Più che uno spettacolo teatrale, è un concerto in forma drammatica con una straordinaria Petra Magoni che ha intrapreso il suo viaggio musicale lavorando sul mito di Edipo. È nato così, “Il sangue” che da qualche tempo costituiscono il territorio culturale e umano di Delbono. Un artista che  riesce a leggere la situazione sociale e politica  attraverso la propria biografia.

La condizione  di Edipo, spogliata dell’aura mitologica della maledizione divina e della Chimera, dell’assassinio ignaro del padre, e della morte che si dà la madre per aver concepito, con lui figlio, altri figli destinati alla maledizione e all’infelicità, diviene la condizione di sradicamento di oggi.
Siamo costrett* a misurarci con la morte e, peggio ancora, con la vita. Viviamo rapporti malati  o peggio ancora dei non/rapporti che allontanano da speranze e illusioni.   «Solo colui che ha attraversato indenne il confine della vita, solo quell’uomo puoi chiamare felice» dice Sofocle del suo Edipo, e in qualche modo è questa la traccia del percorso che Pippo Delbono e Petra Magoni, con le musiche preziose che Ilaria Fantin traggono da strumenti antichi come il liuto e l’opharion.

Le parole di Pippo trovano eco e musicalità nei ruggiti e nelle cascate vocali di Petra, per poi ricomporsi nelle volute  di melodie rinascimentali, da Peri e Caccini al sommo Monteverdi.

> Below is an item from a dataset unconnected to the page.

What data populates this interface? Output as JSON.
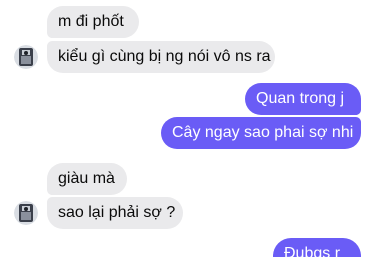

Un racconto di compassione che parte da lontano e arriva fino al presente fatto di madri che ci hanno lasciato, di esuli, di lontananze, di addii e di vite vissute da un’altra parte.  Il pubblico vede prendersi per mano da Sofocle e Leonard Cohen, Sinéad O’Connor e Fabrizio De André. L’anima salva, nel finale, è Bobò, attore-feticcio, sordo, muto e per quarant’anni rinchiuso in un manicomio.